EXCLUSIVE: Thai sales company Diversion is ramping up its production slate with a trio of titles supported by the new Thai film fund launched through the Thailand Creative Culture Agency (THACCA).
Venice-winning director Phuttiphong Aroonpheng’s latest film The Burning Giants, now in production on the Thai-Myanmar border, is about an ethnic Karen man with bizarre burn marks all over this body, who is captured by the Thai authorities and sent to a quarantine facility by a patrol unit from the Thai forestry department.
The project is established as a co-production with Singapore’s 13 Little Pictures, France’s Nord-Ouest and Sluizer Film Productions from the Netherlands.
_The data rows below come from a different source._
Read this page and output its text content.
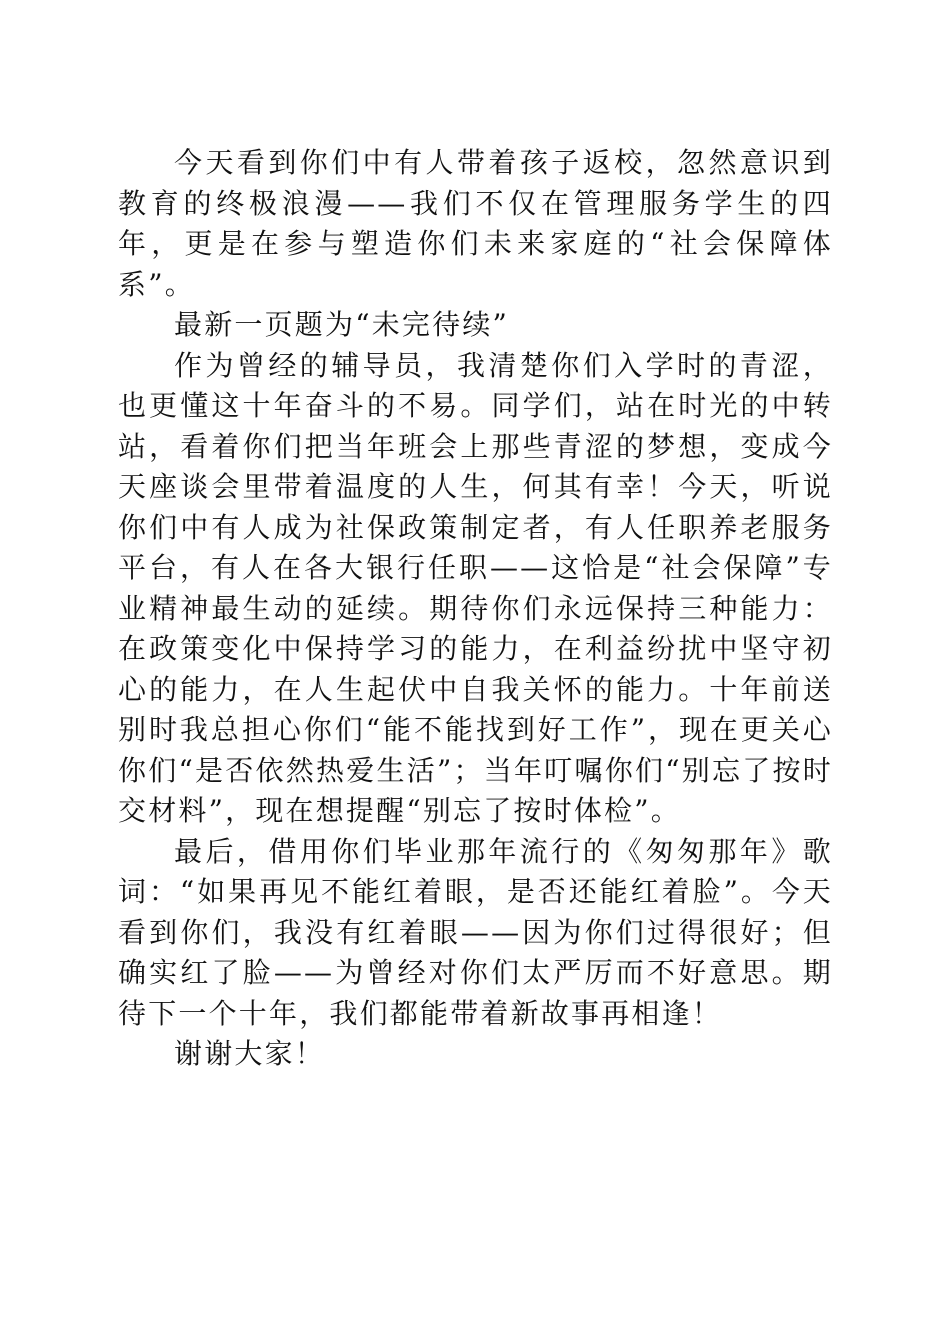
今天看到你们中有人带着孩子返校，忽然意识到教育的终极浪漫——我们不仅在管理服务学生的四年，更是在参与塑造你们未来家庭的“社会保障体系”。

最新一页题为“未完待续”

作为曾经的辅导员，我清楚你们入学时的青涩，也更懂这十年奋斗的不易。同学们，站在时光的中转站，看着你们把当年班会上那些青涩的梦想，变成今天座谈会里带着温度的人生，何其有幸！今天，听说你们中有人成为社保政策制定者，有人任职养老服务平台，有人在各大银行任职——这恰是“社会保障”专业精神最生动的延续。期待你们永远保持三种能力：在政策变化中保持学习的能力，在利益纷扰中坚守初心的能力，在人生起伏中自我关怀的能力。十年前送别时我总担心你们“能不能找到好工作”，现在更关心你们“是否依然热爱生活”；当年叮嘱你们“别忘了按时交材料”，现在想提醒“别忘了按时体检”。

最后，借用你们毕业那年流行的《匆匆那年》歌词：“如果再见不能红着眼，是否还能红着脸”。今天看到你们，我没有红着眼——因为你们过得很好；但确实红了脸——为曾经对你们太严厉而不好意思。期待下一个十年，我们都能带着新故事再相逢！

谢谢大家！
Phuttiphong’s previous works include Manta Ray, winner of Venice’s Orizzonti best film award, and 2023 Busan selection Morrison.
Two further projects from Diversion are in development. Drive South Pray West from directors Panu Aree and Kong Rithdee follows a young man haunted by his brother’s death at the hands of the military who must choose between the solace of poetry and the path of rebellion.
It is set in Thailand’s deep south, like the directing duo’s previous film The Cursed Land, which premiered at last year’s Rotterdam. It recently won an IDP award at HAF in Hong Kong.
The Funeral, the latest documentary feature by Uruphong Raksasad, will be shot in the north of Thailand and questions the role that funeral traditions play in the lives of people living in the Thai countryside. Uruphong’s 2021 documentary Worship was produced by Diversion.
The new Thai film fund is injecting $6.4m (THB220m) into the industry, with 86 film and series projects among the recipients. It is the first substantial state grants to films since 2010 and a surge in films coming out of Thailand over the next few years is anticipated.